I love baked cauliflower so I was excited to make this Buffalo cauliflower recipe. I certainly enjoyed this spicy dish.
My head of cauliflower weighed 1 pound, 11 ounces. I baked it for 50 minutes. Though it was brown, it wasn’t very tender. It was a bit crunchy, but I like my vegetables a bit crunchy, so it was fine for me. For those who like their cauliflower more tender, you may have to bake it longer.
The sauce came together quickly. The flavor of the sauce was excellent; however, I wonder if we need to add so much butter. I cut the cauliflower into florets and sautéed them in a saucepan, then I added 1/2 cup sauce and sautéed it for a few minutes more. I crumbled blue cheese on top and served it as a side to a main meal.
Always looking for healthy yet tasty alternatives to comfort food, I thought this Buffalo cauliflower recipe would be a good option for this Sunday’s Super Bowl. It does taste like a chicken wing–-well, actually, it tastes like chicken wing seasoning. You wouldn’t fool anyone in a blind taste test, but the sauce is very good. I’ll be using the same sauce on my chicken wings this Sunday for Super Bowl.
I baked the cauliflower for 30 minutes and it was starting to color, but it wasn’t brown. I didn’t want it to lose its texture, so I removed it from the oven and let it cool and it softened a bit. I cut the head into bite-sized florets, which I then sautéed for about 3 minutes to rewarm. I suggest using 1/4 to 1/2 cup crumbled cheese, depending on your love of blue cheese. I dumped the wings, er, cauliflower in a bowl and served them with plenty napkins. I also left my florets large enough to pick up without needing to fish around in the sauce that inevitably pooled in the bottom of the bowl.
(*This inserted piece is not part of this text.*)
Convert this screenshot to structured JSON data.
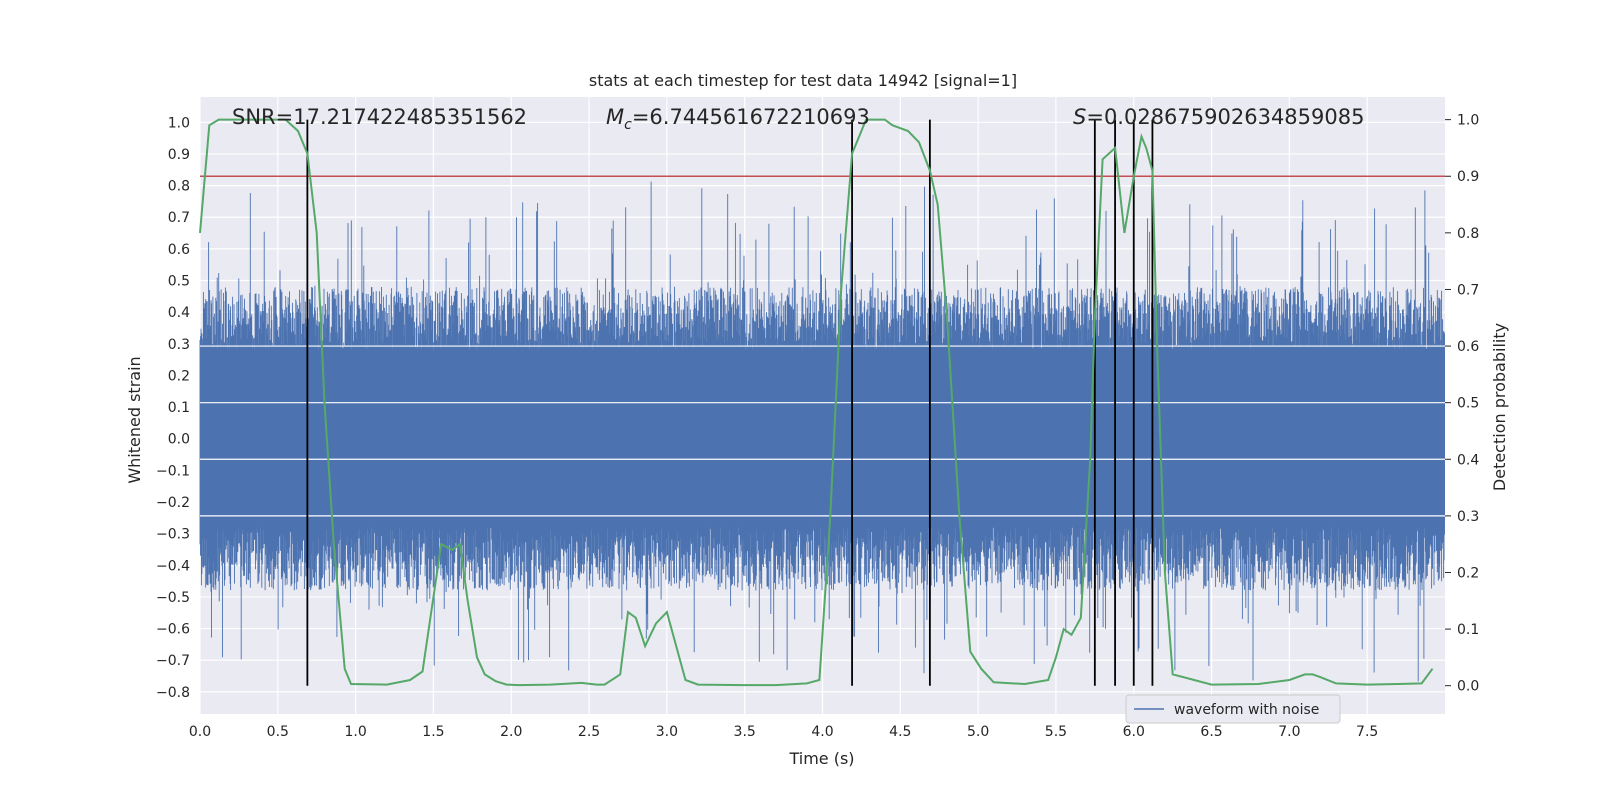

It would serve 4 as indicated, but only if this was part of a lot of other foods being snacked on. It will NOT feed 4 people for the duration of the snackfest called Super Bowl. I could probably eat the entire thing myself in that case.
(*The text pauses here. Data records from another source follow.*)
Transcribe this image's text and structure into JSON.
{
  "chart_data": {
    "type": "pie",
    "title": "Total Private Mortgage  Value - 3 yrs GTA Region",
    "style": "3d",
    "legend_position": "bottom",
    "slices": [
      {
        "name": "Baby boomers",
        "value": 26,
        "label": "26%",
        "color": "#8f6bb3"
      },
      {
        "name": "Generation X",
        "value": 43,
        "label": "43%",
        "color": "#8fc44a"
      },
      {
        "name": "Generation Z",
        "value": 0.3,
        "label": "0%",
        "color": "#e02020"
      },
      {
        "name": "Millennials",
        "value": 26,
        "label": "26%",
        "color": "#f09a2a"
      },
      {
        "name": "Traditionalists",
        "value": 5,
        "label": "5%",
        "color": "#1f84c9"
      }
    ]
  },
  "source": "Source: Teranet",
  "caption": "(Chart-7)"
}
The Buffalo sauce worked well with cauliflower and was a pleasant surprise considering my previous food memories of Buffalo sauce. I sliced the whole head of cauliflower into 4 sections, sautéed each section on both sides till brown, then place everything in an oven preheated to 400°F until tender, abouut 12 minutes. The cauliflower was tender inside and brown outside.